In his talk Rogers didn’t relate to the intricacies of the budget. Instead, he talked about the fact that his program, and others like it, were geared to help children learn to deal with their problems in a healthy manner He strove, Rogers explained, to instill a sense of confidence in the kids who watched him. He used simple words and sentences to get his point across.

This is what I give. I give an expression of care every day to each child, to help him realize that he is unique. I end the program by saying, “You’ve made this day a special day, by just your being you. There’s no person in the whole world like you, and I like you, just the way you are.” And I feel that if we in public television can only make it clear that feelings are mentionable and manageable, we will have done a great service for mental health. I think that it’s much more dramatic that two men could be working out their feelings of anger ― much more dramatic than showing something of gunfire.”


Rogers illustrated his words.

Could I tell you the words of one of the songs, which I feel is very important?” he asked. “This has to do with that good feeling of control which I feel that children need to know is there. And it starts out, ‘What do you do with the mad that you feel?’”

“What do you do with the mad that you feel? When you feel so mad you could bite. When the whole wide world seems oh so wrong, and nothing you do seems very right. What do you do? Do you punch a bag? Do you pound some clay or some dough? Do you round up friends for a game of tag or see how fast you go? It’s great to be able to stop when you’ve planned the thing that’s wrong.

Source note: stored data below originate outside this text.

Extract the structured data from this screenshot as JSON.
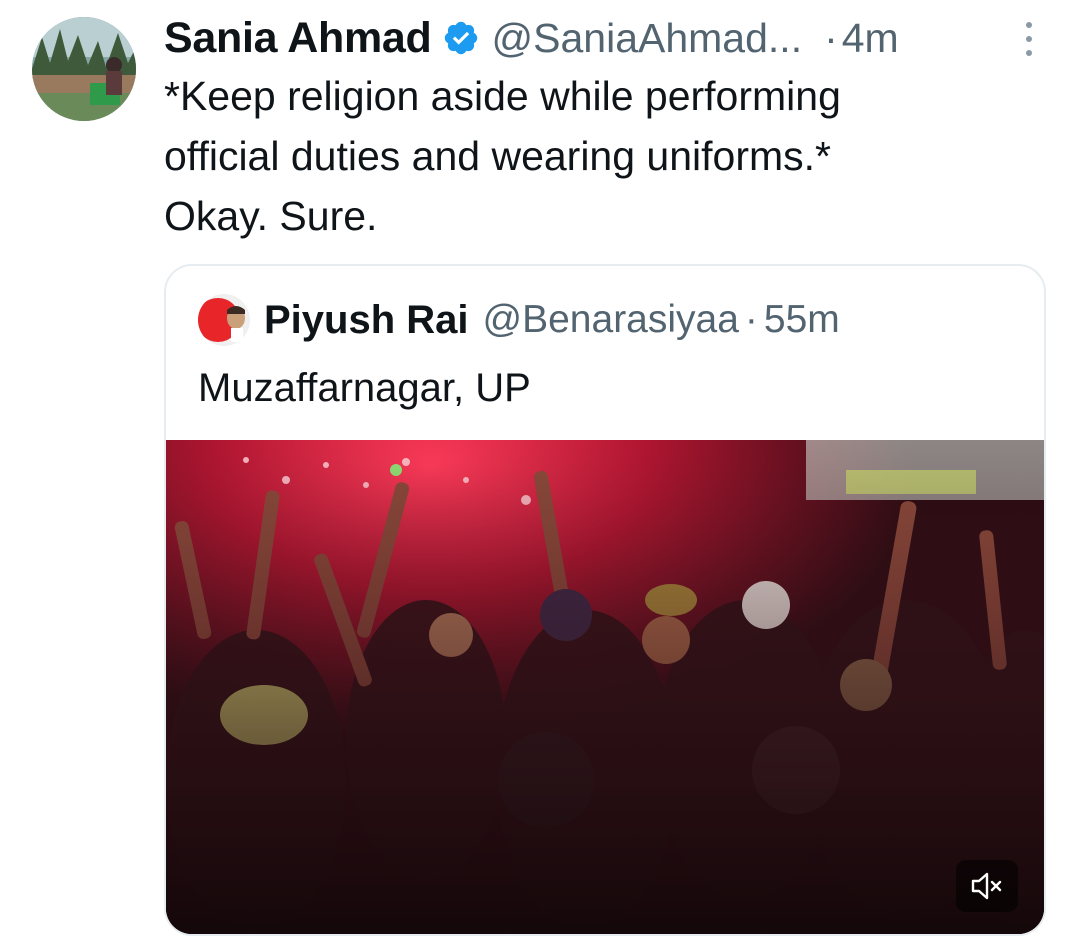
{
  "tweet": {
    "author_name": "Sania Ahmad",
    "author_handle": "@SaniaAhmad...",
    "separator": "·",
    "time": "4m",
    "text": "*Keep religion aside while performing\nofficial duties and wearing uniforms.*\nOkay. Sure.",
    "icons": {
      "verified": "verified-badge-icon",
      "more": "more-options-icon"
    },
    "colors": {
      "verified": "#1d9bf0",
      "secondary_text": "#536471"
    }
  },
  "quote": {
    "author_name": "Piyush Rai",
    "author_handle": "@Benarasiyaa",
    "separator": "·",
    "time": "55m",
    "text": "Muzaffarnagar, UP",
    "media": {
      "type": "video",
      "mute_icon": "volume-muted-icon"
    }
  }
}
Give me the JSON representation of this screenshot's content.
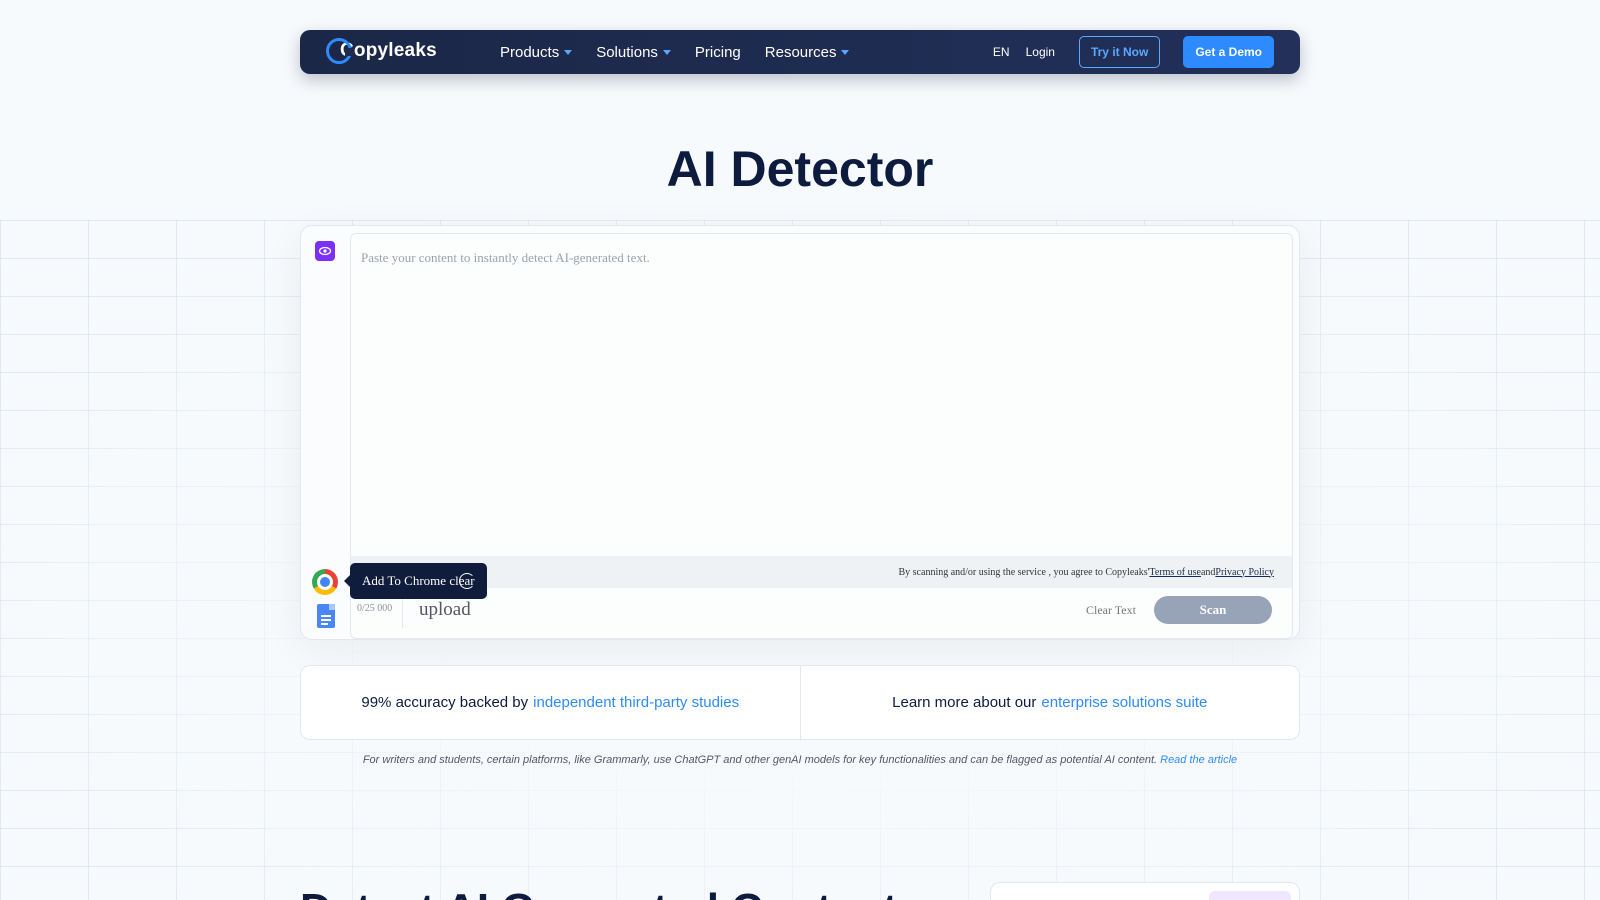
{
  "nav": {
    "logo_text": "Copyleaks",
    "items": [
      {
        "label": "Products",
        "has_dropdown": true
      },
      {
        "label": "Solutions",
        "has_dropdown": true
      },
      {
        "label": "Pricing",
        "has_dropdown": false
      },
      {
        "label": "Resources",
        "has_dropdown": true
      }
    ],
    "lang": "EN",
    "login": "Login",
    "try_button": "Try it Now",
    "demo_button": "Get a Demo"
  },
  "page": {
    "title": "AI Detector"
  },
  "editor": {
    "placeholder": "Paste your content to instantly detect AI-generated text.",
    "terms_prefix": "By scanning and/or using the service , you agree to Copyleaks' ",
    "terms_link": "Terms of use ",
    "terms_and": "and ",
    "privacy_link": "Privacy Policy",
    "counter": "0/25 000",
    "upload_label": "upload",
    "clear_label": "Clear Text",
    "scan_label": "Scan",
    "tooltip": "Add To Chrome clear"
  },
  "info": {
    "left_text": "99% accuracy backed by",
    "left_link": "independent third-party studies",
    "right_text": "Learn more about our",
    "right_link": "enterprise solutions suite"
  },
  "disclaimer": {
    "text": "For writers and students, certain platforms, like Grammarly, use ChatGPT and other genAI models for key functionalities and can be flagged as potential AI content. ",
    "link": "Read the article"
  },
  "next_section": {
    "heading": "Detect AI Generated Content"
  },
  "colors": {
    "brand_blue": "#2e8bff",
    "nav_bg": "#1b2747",
    "accent_purple": "#7b2ff7",
    "scan_disabled": "#97a3b6"
  }
}
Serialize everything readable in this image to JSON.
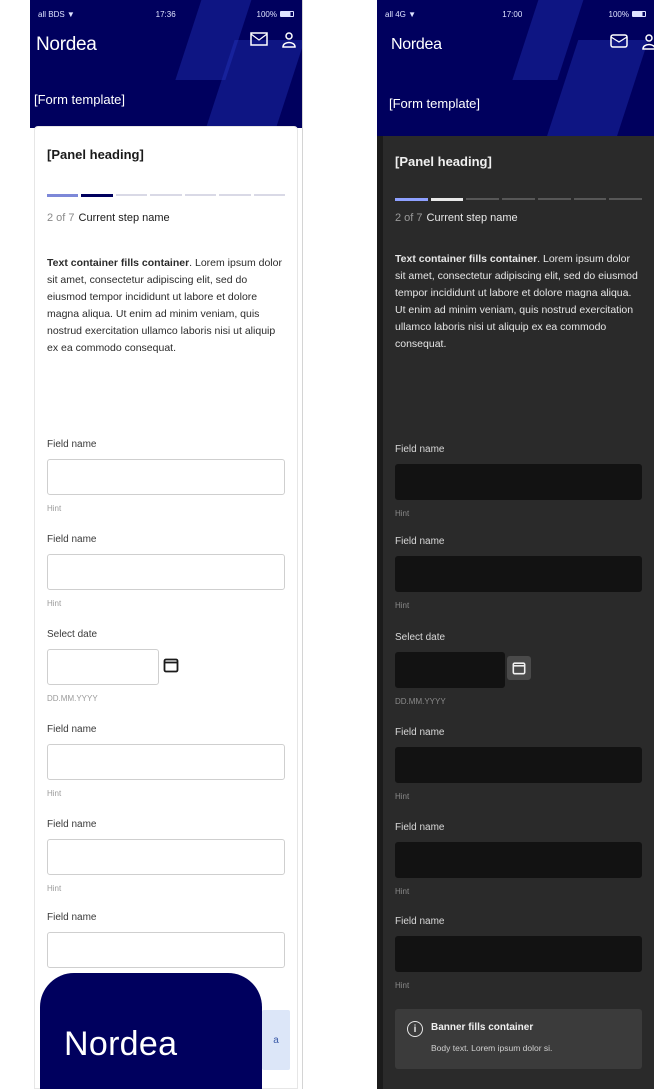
{
  "light": {
    "status": {
      "left": "all BDS ▼",
      "time": "17:36",
      "right": "100%"
    },
    "brand": "Nordea",
    "form_title": "[Form template]",
    "panel_heading": "[Panel heading]",
    "step_count": "2 of 7",
    "step_name": "Current step name",
    "body_bold": "Text container fills container",
    "body_text": ". Lorem ipsum dolor sit amet, consectetur adipiscing elit, sed do eiusmod tempor incididunt ut labore et dolore magna aliqua. Ut enim ad minim veniam, quis nostrud exercitation ullamco laboris nisi ut aliquip ex ea commodo consequat.",
    "fields": [
      {
        "label": "Field name",
        "hint": "Hint"
      },
      {
        "label": "Field name",
        "hint": "Hint"
      },
      {
        "label": "Select date",
        "hint": "DD.MM.YYYY",
        "type": "date"
      },
      {
        "label": "Field name",
        "hint": "Hint"
      },
      {
        "label": "Field name",
        "hint": "Hint"
      },
      {
        "label": "Field name",
        "hint": ""
      }
    ],
    "app_icon_text": "Nordea",
    "button_fragment": "a"
  },
  "dark": {
    "status": {
      "left": "all 4G ▼",
      "time": "17:00",
      "right": "100%"
    },
    "brand": "Nordea",
    "form_title": "[Form template]",
    "panel_heading": "[Panel heading]",
    "step_count": "2 of 7",
    "step_name": "Current step name",
    "body_bold": "Text container fills container",
    "body_text": ". Lorem ipsum dolor sit amet, consectetur adipiscing elit, sed do eiusmod tempor incididunt ut labore et dolore magna aliqua. Ut enim ad minim veniam, quis nostrud exercitation ullamco laboris nisi ut aliquip ex ea commodo consequat.",
    "fields": [
      {
        "label": "Field name",
        "hint": "Hint"
      },
      {
        "label": "Field name",
        "hint": "Hint"
      },
      {
        "label": "Select date",
        "hint": "DD.MM.YYYY",
        "type": "date"
      },
      {
        "label": "Field name",
        "hint": "Hint"
      },
      {
        "label": "Field name",
        "hint": "Hint"
      },
      {
        "label": "Field name",
        "hint": "Hint"
      }
    ],
    "info_title": "Banner fills container",
    "info_text": "Body text. Lorem ipsum dolor si.",
    "info_icon": "info-icon"
  },
  "colors": {
    "brand_navy": "#00005e",
    "dark_bg": "#1b1b1b",
    "dark_panel": "#2a2a2a",
    "step_active_light": "#00005e"
  },
  "step_progress": {
    "current": 2,
    "total": 7
  }
}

And be able to do something else instead ― and think this song ―

“I can stop when I want to. Can stop when I wish. Can stop, stop, stop anytime … And what a good feeling to feel like this! And know that the feeling is really mine. Know that there’s something deep inside that helps us become what we can. For a girl can be someday a lady, and a boy can be someday a man.”

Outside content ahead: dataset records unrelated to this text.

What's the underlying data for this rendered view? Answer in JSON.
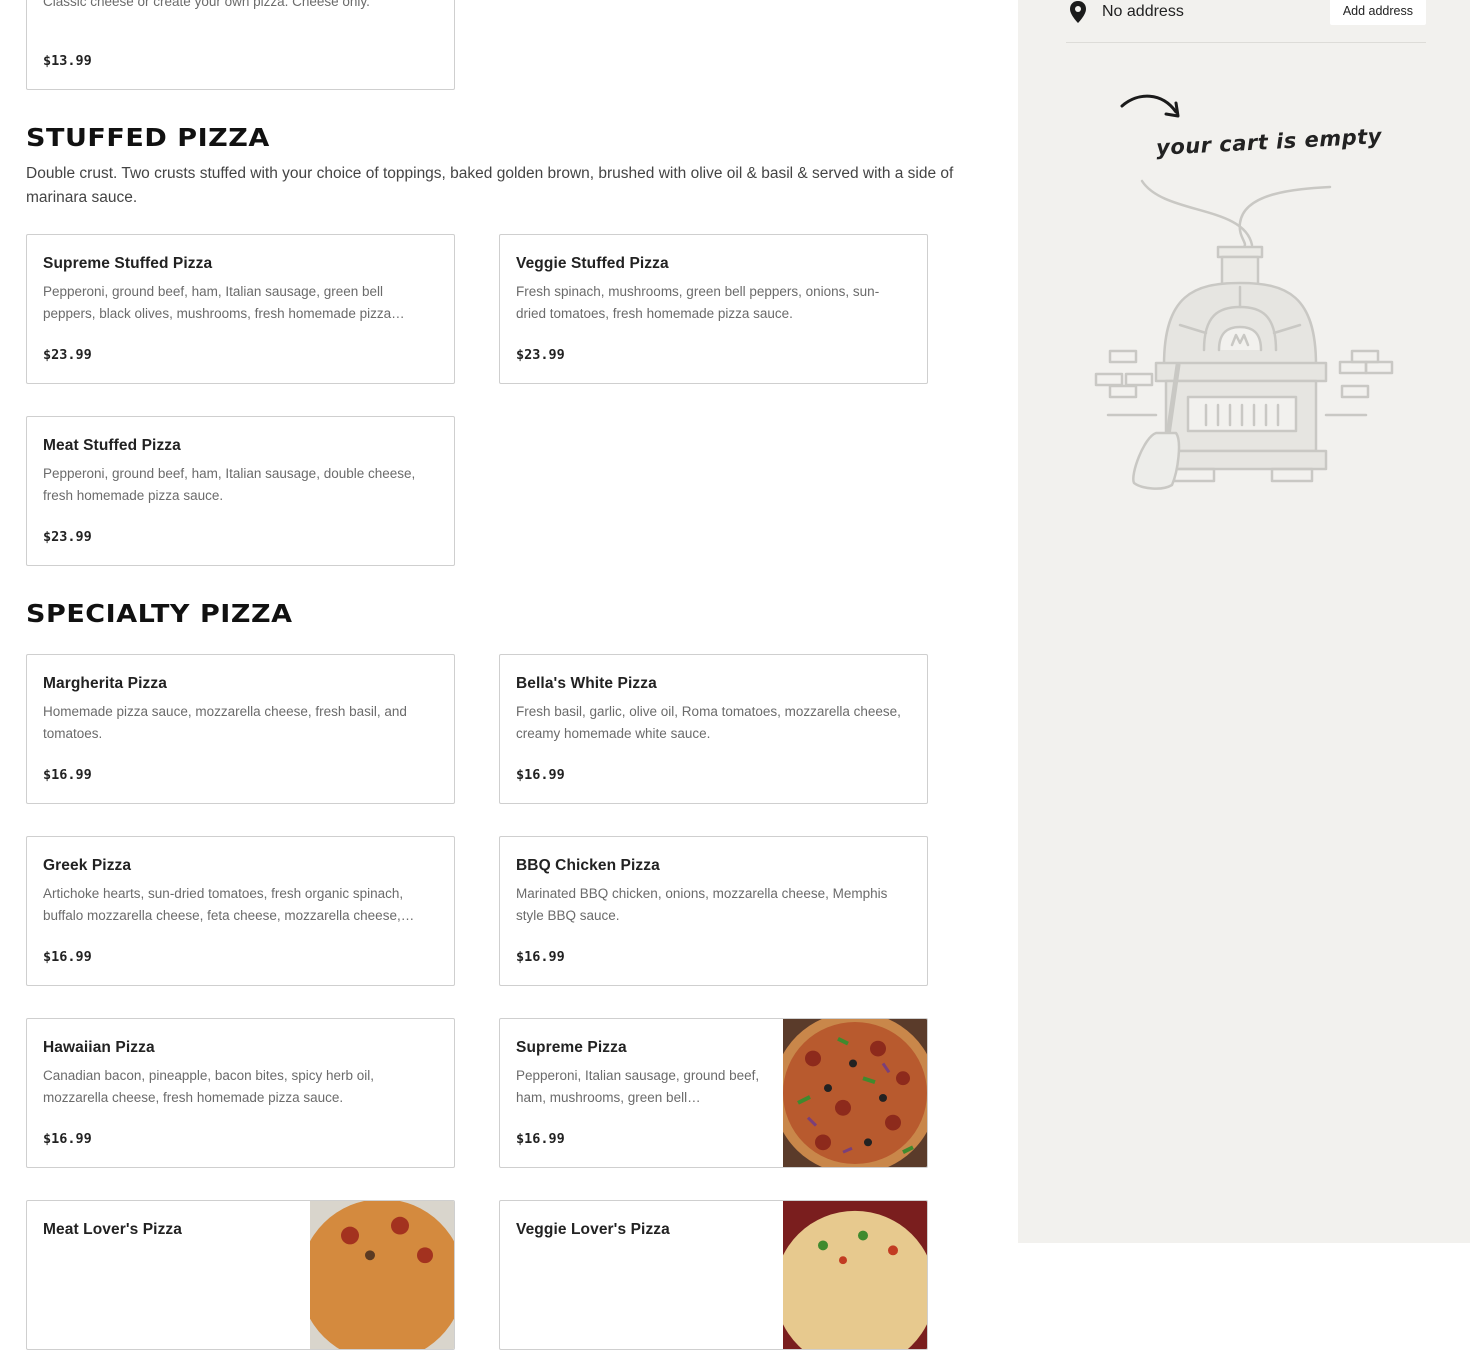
{
  "sections": [
    {
      "title": "STUFFED PIZZA",
      "description": "Double crust. Two crusts stuffed with your choice of toppings, baked golden brown, brushed with olive oil & basil & served with a side of marinara sauce."
    },
    {
      "title": "SPECIALTY PIZZA",
      "description": ""
    }
  ],
  "partial_item": {
    "description": "Classic cheese or create your own pizza. Cheese only.",
    "price": "$13.99"
  },
  "stuffed_items": [
    {
      "name": "Supreme Stuffed Pizza",
      "description": "Pepperoni, ground beef, ham, Italian sausage, green bell peppers, black olives, mushrooms, fresh homemade pizza…",
      "price": "$23.99"
    },
    {
      "name": "Veggie Stuffed Pizza",
      "description": "Fresh spinach, mushrooms, green bell peppers, onions, sun-dried tomatoes, fresh homemade pizza sauce.",
      "price": "$23.99"
    },
    {
      "name": "Meat Stuffed Pizza",
      "description": "Pepperoni, ground beef, ham, Italian sausage, double cheese, fresh homemade pizza sauce.",
      "price": "$23.99"
    }
  ],
  "specialty_items": [
    {
      "name": "Margherita Pizza",
      "description": "Homemade pizza sauce, mozzarella cheese, fresh basil, and tomatoes.",
      "price": "$16.99"
    },
    {
      "name": "Bella's White Pizza",
      "description": "Fresh basil, garlic, olive oil, Roma tomatoes, mozzarella cheese, creamy homemade white sauce.",
      "price": "$16.99"
    },
    {
      "name": "Greek Pizza",
      "description": "Artichoke hearts, sun-dried tomatoes, fresh organic spinach, buffalo mozzarella cheese, feta cheese, mozzarella cheese,…",
      "price": "$16.99"
    },
    {
      "name": "BBQ Chicken Pizza",
      "description": "Marinated BBQ chicken, onions, mozzarella cheese, Memphis style BBQ sauce.",
      "price": "$16.99"
    },
    {
      "name": "Hawaiian Pizza",
      "description": "Canadian bacon, pineapple, bacon bites, spicy herb oil, mozzarella cheese, fresh homemade pizza sauce.",
      "price": "$16.99"
    },
    {
      "name": "Supreme Pizza",
      "description": "Pepperoni, Italian sausage, ground beef, ham, mushrooms, green bell…",
      "price": "$16.99"
    },
    {
      "name": "Meat Lover's Pizza",
      "description": "",
      "price": ""
    },
    {
      "name": "Veggie Lover's Pizza",
      "description": "",
      "price": ""
    }
  ],
  "cart": {
    "address_text": "No address",
    "add_address_label": "Add address",
    "empty_message": "your cart is empty",
    "pin_icon": "map-pin-icon"
  },
  "colors": {
    "cart_bg": "#f2f1ee",
    "card_border": "#cfcfcf",
    "text_muted": "#6b6b6b"
  }
}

Rogers concluded by saying I feel that if we in public television can only make it clear that feelings are mentionable and manageable, we will have done a great service for mental health.

Pastore, a veteran DC senator with over 20 years of experience, was touched by what Rogers said. “I’m supposed to be a pretty tough guy, and this is the first time I’ve had goose bumps for the last two days. Looks like you just earned the $20 million.”

In an era in which stardom seems to mean gaining publicity through stunts and unfortunate behavior, Fred Rogers, the kindly neighbor whose optimism shone through to some of the country’s most hardened politicians, showed himself to be a real star. His legacy lives on in the form of strong PBS educational programming and a nation that continues to support federal funding for public television.